The expected volatility is based on historical volatility of the publicly traded common stock of a peer group of companies.

 

The risk-free interest rate is based on the interest rate payable on U.S. Treasury securities in effect at the time of grant for a period that is commensurate with the assumed expected term.

 

The expected dividend yield is none because the Company has not historically paid and does not expect for the foreseeable future to pay a dividend on its ordinary shares.

 

For the nine months ended September 30, 2021, and 2020, the fair value of options granted was estimated using a Black-Scholes option pricing model with the following weighted average assumptions:

  

   

Nine Months Ended
September 30,

(unaudited)

 
    2021     2020  
Expected term (in years)     5.8       5.0  
Expected Volatility     54.4 %     38.1 %
Risk-free rate     0.8 %     0.5 %
Dividend rate    
     
 

 

The weighted average grant date fair value of stock option awards granted was $1.61 and $0.10 during the nine months ended September 30, 2021, and 2020, respectively.

 

The following table summarizes stock option activity under the Plan for the nine months ended September 30, 2021:

 

   

Number of

Shares under

Option Plan

    Weighted-
Average
Exercise
Price per
Option
   

Weighted-

Average

Remaining

Contractual

Life (in years)

 
Outstanding at December 31, 2020     4,211,857     $ 0.76       8.6  
Granted     2,642,172     $ 3.16          
Exercised     (180,405 )   $ 0.82          
Forfeited and expired     (99,301 )   $ 1.65          
Outstanding at September 30, 2021     6,574,323     $ 1.71       8.2  
Exercisable at September 30, 2021     3,312,725     $ 0.99       8.0  
Vested and expected to vest at September 30, 2021     6,164,089     $ 1.62       8.4  

 

There were 180,405 options exercised during the nine months ended September 30, 2021. The options exercised during the nine months ended September 30, 2021, had an intrinsic value of $0.6 million. The aggregate intrinsic value of options outstanding and options exercisable as of September 30, 2021, were $23.3 million and $14.1 million, respectively.

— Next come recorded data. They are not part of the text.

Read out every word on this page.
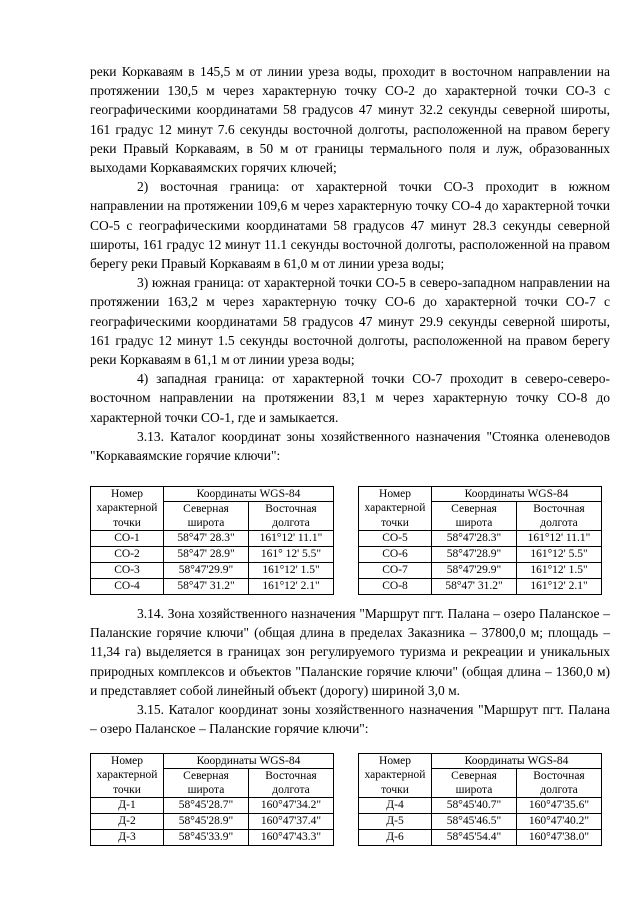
реки Коркаваям в 145,5 м от линии уреза воды, проходит в восточном направлении на протяжении 130,5 м через характерную точку СО-2 до характерной точки СО-3 с географическими координатами 58 градусов 47 минут 32.2 секунды северной широты, 161 градус 12 минут 7.6 секунды восточной долготы, расположенной на правом берегу реки Правый Коркаваям, в 50 м от границы термального поля и луж, образованных выходами Коркаваямских горячих ключей;

2) восточная граница: от характерной точки СО-3 проходит в южном направлении на протяжении 109,6 м через характерную точку СО-4 до характерной точки СО-5 с географическими координатами 58 градусов 47 минут 28.3 секунды северной широты, 161 градус 12 минут 11.1 секунды восточной долготы, расположенной на правом берегу реки Правый Коркаваям в 61,0 м от линии уреза воды;

3) южная граница: от характерной точки СО-5 в северо-западном направлении на протяжении 163,2 м через характерную точку СО-6 до характерной точки СО-7 с географическими координатами 58 градусов 47 минут 29.9 секунды северной широты, 161 градус 12 минут 1.5 секунды восточной долготы, расположенной на правом берегу реки Коркаваям в 61,1 м от линии уреза воды;

4) западная граница: от характерной точки СО-7 проходит в северо-северо-восточном направлении на протяжении 83,1 м через характерную точку СО-8 до характерной точки СО-1, где и замыкается.

3.13. Каталог координат зоны хозяйственного назначения "Стоянка оленеводов "Коркаваямские горячие ключи":

Номер	Координаты WGS-84	
характерной	Северная	Восточная
точки	широта	долгота
СО-1	58°47' 28.3"	161°12' 11.1"
СО-2	58°47' 28.9"	161° 12' 5.5"
СО-3	58°47'29.9"	161°12' 1.5"
СО-4	58°47' 31.2"	161°12' 2.1"
Номер	Координаты WGS-84	
характерной	Северная	Восточная
точки	широта	долгота
СО-5	58°47'28.3"	161°12' 11.1"
СО-6	58°47'28.9"	161°12' 5.5"
СО-7	58°47'29.9"	161°12' 1.5"
СО-8	58°47' 31.2"	161°12' 2.1"

3.14. Зона хозяйственного назначения "Маршрут пгт. Палана – озеро Паланское – Паланские горячие ключи" (общая длина в пределах Заказника – 37800,0 м; площадь – 11,34 га) выделяется в границах зон регулируемого туризма и рекреации и уникальных природных комплексов и объектов "Паланские горячие ключи" (общая длина – 1360,0 м) и представляет собой линейный объект (дорогу) шириной 3,0 м.

3.15. Каталог координат зоны хозяйственного назначения "Маршрут пгт. Палана – озеро Паланское – Паланские горячие ключи":

Номер	Координаты WGS-84	
характерной	Северная	Восточная
точки	широта	долгота
Д-1	58°45'28.7"	160°47'34.2"
Д-2	58°45'28.9"	160°47'37.4"
Д-3	58°45'33.9"	160°47'43.3"
Номер	Координаты WGS-84	
характерной	Северная	Восточная
точки	широта	долгота
Д-4	58°45'40.7"	160°47'35.6"
Д-5	58°45'46.5"	160°47'40.2"
Д-6	58°45'54.4"	160°47'38.0"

At September 30, 2021, future stock-based compensation for options granted and outstanding of $2.6 million will be recognized over a remaining weighted-average requisite service period of 2.6 years.

 

Performance and Market-Based Options

 

In March 2021, the Company granted 727,922 stock options to the Chief Executive Officer (“CEO”) under the 2020 Plan with an exercise price of $3.00 per share. The options vest based on the CEO’s continued service in addition to the following terms:

 

317,688 options vest in full when the closing price of the Company’s common stock reaches or exceeds $9.00 per share for a minimum of 20 consecutive trading days. These options expire on March 3, 2031.

 

46,273 options vest in full when the closing price of the Company’s common stock reaches or exceeds $9.00 per share for 20 out of 30 trading days after the Company becomes listed on the New York Stock Exchange or Nasdaq. These options expire on March 22, 2026.

 

363,961 options vest in full when the closing price of the Company’s common stock reaches or exceeds $13.50 per share for 20 out of 30 trading days after the Company becomes listed on the New York Stock Exchange or Nasdaq. These options expire on March 22, 2026.

 

The grant date fair value of the options was determined using a Monte Carlo simulation model. The Company’s assumptions for expected volatility, closing price and risk-free rate were 50.0%, $3.00 and 0.77%, respectively. The aggregate estimated fair value of the options was $0.4 million. The Company recognized $22,000 and $38,000 in share-based expenses for the three and nine months ended September 30, 2021, respectively. As of September 30, 2021, there was $0.1 million of unrecognized compensation costs which the Company plans to recognize over a weighted average period of 2.3 years. Also, as of September 30, 2021, there is an additional $0.2 million of unrecognized compensation cost which the Company will begin to recognize over a weighted average period of 4.4 years beginning on the date the Company is listed on the Nasdaq (Note 13). If the market conditions are achieved, any remaining unrecognized compensation cost associated with those options will be immediately recognized.